The FID-based names of stub directories stored as .lustre/trash/MDTxxxx/UID/pFID directory are needed for efficient lookup of the parent FID during unlink.  However, these directory names are not very user-friendly when browsing the virtual .Trash directory in the filesystem namespace.  Rather than showing the pFID name to users during readdir() calls (ls, find, etc.) it would be better to look up the actual parent directory name via the FID→trusted.link xattr on the parent and return this to clients.  The FID number of the directory entry would be the FID of the stub directory itself, not the pFID that is used internally for identification.  While copying the trusted.link xattr over to the stub directory at creation would simplify this lookup, there is some risk that the name in the trusted.link xattr would become stale if the parent directory is renamed.  On the other hand, this may also be useful to preserve the original name of the directory in case some automated tool is renaming the original directory to a temporary name before deletion?

.Trash striped directory

For a striped directory, its ".Trash" directory is also a vitual striped directory with each stripe on the same location (MDTs) where the shard FID is the FID of the corresponding stub directory on that MDT. If the stub directory on a certain MDT does not exist (or not create yet), the client lookup() or readdir() under ".Trash" directory should skip the stripe.
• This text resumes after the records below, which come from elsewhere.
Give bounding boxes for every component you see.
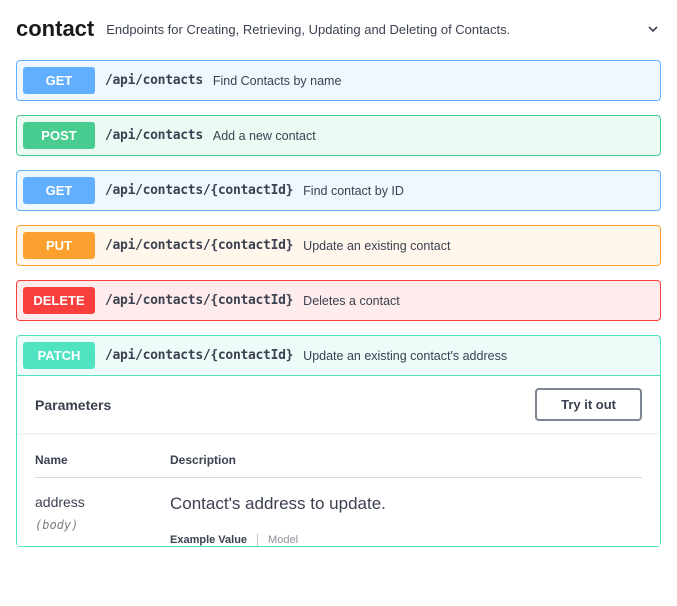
endpoint-row[interactable]: PUT /api/contacts/{contactId} Update an … <box>16 225 661 266</box>
endpoint-summary: Find Contacts by name <box>213 74 342 88</box>
endpoint-summary: Update an existing contact <box>303 239 450 253</box>
endpoint-path: /api/contacts <box>105 128 203 143</box>
endpoint-path: /api/contacts/{contactId} <box>105 238 293 253</box>
endpoint-path: /api/contacts/{contactId} <box>105 293 293 308</box>
tag-name: contact <box>16 16 94 42</box>
endpoint-row[interactable]: POST /api/contacts Add a new contact <box>16 115 661 156</box>
endpoint-summary: Update an existing contact's address <box>303 349 507 363</box>
endpoint-summary: Add a new contact <box>213 129 316 143</box>
parameter-name: address <box>35 494 170 510</box>
parameters-title: Parameters <box>35 397 111 413</box>
endpoint-path: /api/contacts/{contactId} <box>105 348 293 363</box>
endpoint-path: /api/contacts <box>105 73 203 88</box>
parameter-location: (body) <box>35 518 170 532</box>
tag-header[interactable]: contact Endpoints for Creating, Retrievi… <box>16 8 661 60</box>
parameter-row: address (body) Contact's address to upda… <box>35 478 642 546</box>
endpoint-row[interactable]: DELETE /api/contacts/{contactId} Deletes… <box>16 280 661 321</box>
endpoint-summary: Find contact by ID <box>303 184 404 198</box>
endpoints-list: GET /api/contacts Find Contacts by name … <box>16 60 661 547</box>
http-method-badge: GET <box>23 177 95 204</box>
tab-separator <box>257 534 258 546</box>
column-header-description: Description <box>170 453 236 467</box>
http-method-badge: PATCH <box>23 342 95 369</box>
http-method-badge: GET <box>23 67 95 94</box>
endpoint-body: Parameters Try it out Name Description a… <box>17 375 660 546</box>
chevron-down-icon[interactable] <box>645 21 661 37</box>
endpoint-row-expanded: PATCH /api/contacts/{contactId} Update a… <box>16 335 661 547</box>
endpoint-row[interactable]: GET /api/contacts Find Contacts by name <box>16 60 661 101</box>
parameter-description: Contact's address to update. <box>170 494 642 514</box>
tab-model[interactable]: Model <box>268 534 298 546</box>
tab-example-value[interactable]: Example Value <box>170 534 247 546</box>
http-method-badge: DELETE <box>23 287 95 314</box>
http-method-badge: PUT <box>23 232 95 259</box>
endpoint-row[interactable]: GET /api/contacts/{contactId} Find conta… <box>16 170 661 211</box>
http-method-badge: POST <box>23 122 95 149</box>
tag-description: Endpoints for Creating, Retrieving, Upda… <box>106 22 645 37</box>
endpoint-path: /api/contacts/{contactId} <box>105 183 293 198</box>
try-it-out-button[interactable]: Try it out <box>535 388 642 421</box>
endpoint-header[interactable]: PATCH /api/contacts/{contactId} Update a… <box>17 336 660 375</box>
endpoint-summary: Deletes a contact <box>303 294 400 308</box>
column-header-name: Name <box>35 453 170 467</box>
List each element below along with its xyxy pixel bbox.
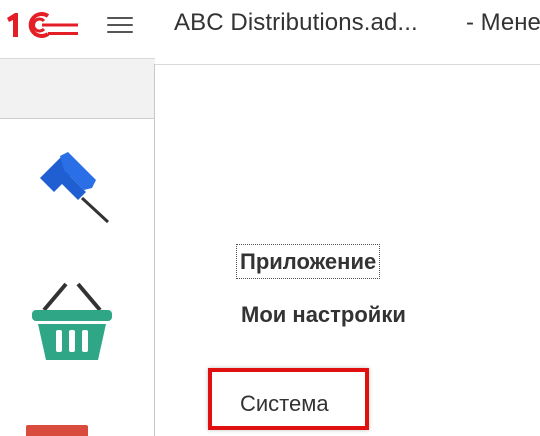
menu-item-application[interactable]: Приложение — [236, 244, 381, 279]
app-title: ABC Distributions.ad... — [174, 9, 418, 36]
divider — [155, 64, 540, 65]
menu-item-system[interactable]: Система — [240, 391, 329, 417]
partial-red-icon[interactable] — [26, 425, 88, 436]
header-bar: ABC Distributions.ad... - Мене — [0, 0, 540, 50]
shopping-basket-icon[interactable] — [30, 280, 114, 364]
1c-logo-icon[interactable] — [4, 10, 80, 40]
sidebar-header — [0, 58, 155, 118]
menu-item-my-settings[interactable]: Мои настройки — [241, 302, 406, 328]
app-window: ABC Distributions.ad... - Мене Приложени… — [0, 0, 540, 436]
hamburger-menu-icon[interactable] — [104, 11, 136, 39]
pushpin-icon[interactable] — [34, 150, 114, 228]
divider — [154, 64, 155, 436]
section-title: - Мене — [466, 9, 540, 36]
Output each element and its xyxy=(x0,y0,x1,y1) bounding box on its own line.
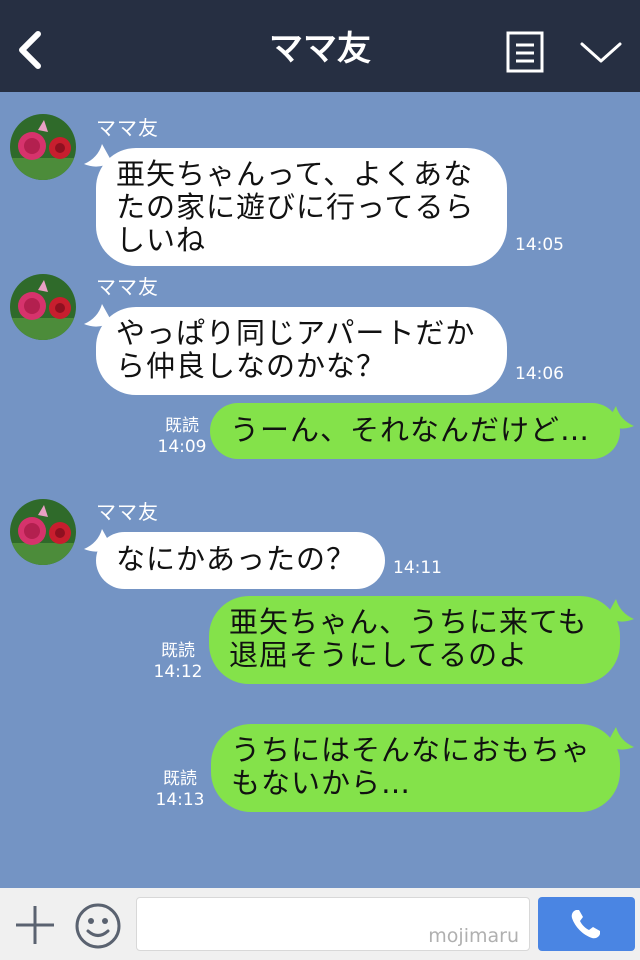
sender-name: ママ友 xyxy=(96,275,159,299)
message-line: なにかあったの？ xyxy=(116,542,357,576)
message-bubble[interactable]: 亜矢ちゃん、うちに来ても 退屈そうにしてるのよ xyxy=(209,596,620,684)
message-line: やっぱり同じアパートだか xyxy=(116,316,476,350)
read-receipt: 既読 14:13 xyxy=(152,769,208,811)
message-line: うちにはそんなにおもちゃ xyxy=(231,733,592,767)
read-label: 既読 xyxy=(163,769,197,789)
bubble-tail xyxy=(606,599,634,622)
message-time: 14:09 xyxy=(157,437,207,457)
chat-header: ママ友 xyxy=(0,0,640,92)
message-line: たの家に遊びに行ってるら xyxy=(116,190,475,224)
read-receipt: 既読 14:09 xyxy=(154,416,210,458)
message-time: 14:06 xyxy=(515,364,564,384)
input-bar: mojimaru xyxy=(0,888,640,960)
message-bubble[interactable]: うちにはそんなにおもちゃ もないから… xyxy=(211,724,620,812)
message-line: 亜矢ちゃん、うちに来ても xyxy=(229,605,588,639)
message-bubble[interactable]: うーん、それなんだけど… xyxy=(210,403,620,459)
message-time: 14:13 xyxy=(155,790,205,810)
message-line: 退屈そうにしてるのよ xyxy=(229,638,529,672)
message-bubble[interactable]: やっぱり同じアパートだか ら仲良しなのかな？ xyxy=(96,307,507,395)
sender-name: ママ友 xyxy=(96,500,159,524)
message-line: もないから… xyxy=(231,766,412,800)
sender-name: ママ友 xyxy=(96,116,159,140)
message-bubble[interactable]: なにかあったの？ xyxy=(96,532,385,589)
message-line: しいね xyxy=(116,223,207,257)
call-button[interactable] xyxy=(538,897,635,951)
avatar[interactable] xyxy=(10,499,76,565)
bubble-tail xyxy=(606,406,634,429)
emoji-icon[interactable] xyxy=(74,902,122,950)
message-bubble[interactable]: 亜矢ちゃんって、よくあな たの家に遊びに行ってるら しいね xyxy=(96,148,507,266)
message-time: 14:11 xyxy=(393,558,442,578)
avatar[interactable] xyxy=(10,274,76,340)
bubble-tail xyxy=(606,727,634,750)
message-line: ら仲良しなのかな？ xyxy=(116,349,387,383)
message-time: 14:05 xyxy=(515,235,564,255)
message-line: 亜矢ちゃんって、よくあな xyxy=(116,157,474,191)
message-time: 14:12 xyxy=(153,662,203,682)
watermark: mojimaru xyxy=(428,925,519,947)
read-label: 既読 xyxy=(161,641,195,661)
read-receipt: 既読 14:12 xyxy=(150,641,206,683)
message-input[interactable]: mojimaru xyxy=(136,897,530,951)
chevron-down-icon[interactable] xyxy=(578,34,624,68)
chat-title: ママ友 xyxy=(269,29,371,69)
message-line: うーん、それなんだけど… xyxy=(230,413,591,447)
phone-icon xyxy=(571,910,600,939)
chat-area[interactable]: ママ友 亜矢ちゃんって、よくあな たの家に遊びに行ってるら しいね 14:05 … xyxy=(0,92,640,888)
plus-icon[interactable] xyxy=(14,904,56,946)
avatar[interactable] xyxy=(10,114,76,180)
notes-icon[interactable] xyxy=(506,31,544,73)
read-label: 既読 xyxy=(165,416,199,436)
The master FID of the virtual ".Trash" directory could be same with the FID of the parent directory but with f_ver setting with 1 (FID_VERSION_TRASH = 1) to distinguish them.

To avoid the inconsistent problem, each access on the virtual striped ".Trash" should check and revalidate the virtual stripe LMV EA. For example, It should add the new shards into the stripe EA after a new stub directory on a certain MDT was created.

.Trash directory migration

It should handle the case that a directory was restriped and the LMV layout was changed. In this case, the files under the directory will be migrated to another MDT. To simplify the implementation, we do not migrate the files according to the new LMV layout in the Trash Can. This may result in the lookup() operation will be issued to a wrong MDT and return -ENOENT  wrongly (after files in the trash can are restored). However, the readdir() operations will still return all the dir entries in the striped trash even if the parent LMV layout was re-striped and changed, since the parent directory FID (pFID) will remain the same as before restriping. Maybe it needs to migrate the files restored from the trash can to the appropriate shard according to their name hash once the LMV layout has been changed.

Orphans in Trash Can

For an orphan file, it means the file is still opened (but not closed) by a certain user. Upon its last unlink, it can directly move into the trash can and mark with LUSTRE_ORPHAN_FL | LUSTRE_TRASH_FL. And the orphans file can not be permanently deleted from the trash can until its last close().